# Doppelte Daten in Spalte, nur die erste abrufen wie?



## java007 (21. Apr 2010)

Hallo Leute,

in der einen Spalte meiner Datenbank über die ich die Daten abrufen möchte existieren identische Daten.  Ich möchte sozusagen in dieser Spalte das jeweile Datum finden, ohne  dass die weiteren identischen Daten in dieser Spalte weiterhin berücksichtigt werden, sodass bei der ersten gleich stop gemacht wird und so die Daten von der Zeile abgerufen. 

Wenn keine identischen Daten in der Spalte existieren, funktioniert der von mir erstellte SQL-Code, folgendermaßen:

[JAVA=42]

ResultSet rs = stmt.executeQuery("SELECT " + Daten[t] + " FROM Daten Where Alter = '"+a+"' ");
[/code]

Ich würde mich auf eure Hilfe super freuen  

Vielen Dank


----------



## Gast2 (22. Apr 2010)

Da hilft dir das [c]DISTINCT[/c] keyword weiter.


----------



## java007 (22. Apr 2010)

Hi fassy,

danke für dein tip, allerdings funzt es nicht so wie ich es mir wünsche. 
Ich möchte einfach nur, dass nur die erste Zeile, bei dem es zutrift, angezeigt wird.

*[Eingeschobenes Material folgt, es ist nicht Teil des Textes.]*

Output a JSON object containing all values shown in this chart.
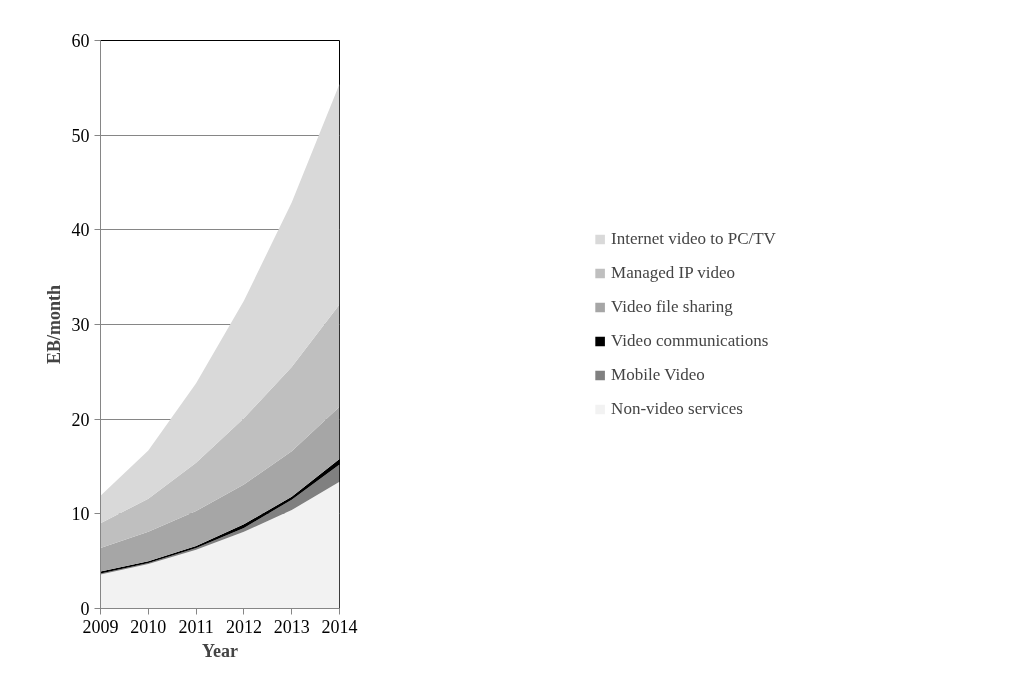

Die restlichen Zeilen wo es auch zutreffen kann sollen vernachlässigt werden.

Mir macht das Array noch kopfschmerzen wie ich das einbaun könnte

[JAVA=42]
for (int t =0 ; t <= daten.length - 1; t++)  {

ResultSet rs = stmt.executeQuery("SELECT " + Daten[t] + " FROM Daten Where Alter = '"+a+"' ");
ResultSetMetaData rsmd = rs.getMetaData(); ................

[/code]

also da wo alter zutrifft, stopp machen und diese zeiel abrufen, sodass das array nur für diese zeiel vorgesehen wird und die restliche zeilen die auch plausibel wären auslasen


gruß


----------



## Gast2 (22. Apr 2010)

also du möchtest nur eine Zeile als resultset bekommen?

Welche Datenbank nutzt du?

Bei Oracle hängst du einfach ein [c]AND ROWNUM = 1[/c], bei MySQL ein [c]LIMIT 0,1[/c], evtl macht es noch Sinn dann ein [c]order by[/c] dazu zupacken damit du mehr Kontrolle drüber hast welches die erste Zeile ist.

Was macht dir den bei dem Array Kopfschmerzen? Ich verstehe nicht so ganz was du machen willst. Momentan rufst du z.B: 5 mal ein Select auf um 5 spalten mit den gleichen Bedingungen zu selektieren.

Warum nicht die Schleife weglassen und [c]Select * FROM[/c] und dann beim Fetchen der resulst die Spalten entsprechend auslesen? Wäre deutlich performater.

Du solltest übrigens ganz dringen ein PreparedStatement verweden... Dann kannst du dir das Quoting um [c]'"+a+"'[/c] auch sparen und es ist um einiges sicherer


----------



## java007 (22. Apr 2010)

Hi fassy,

danke für die Tipps ich teste sie gleich mal aus,
was mir kopfschmerzen macht ist eigentlich dass

[JAVA=42]

...Where Alter = '"+a+"' ");  
[/code]

das prog geht in der spalte Alter alle identischen alter durch, soll aber bei dem ersten stehen bleiben


----------



## Michael... (22. Apr 2010)

Wie soll den das Statement ohne Java Variablen aussehen? Wenn Du die Werte einer Spalte abfragst, reicht ja - wie bereits erwähnt - ein simples distinct. Oder willst Du doch mehrere Werte aus unterschiedlichen Spalten abfragen bzw. was genau willst Du eigentlich von der DB wissen?


----------



## java007 (22. Apr 2010)

das prog geht in der spalte "Alter" alle identischen alter durch, soll aber bei dem ersten stehen bleiben  und dann diese zeile auslesen 

das möchte   aber klappt nicht irgendwie

gruß


----------



## Gast2 (22. Apr 2010)

Du drückst dich etwas unverständlich aus.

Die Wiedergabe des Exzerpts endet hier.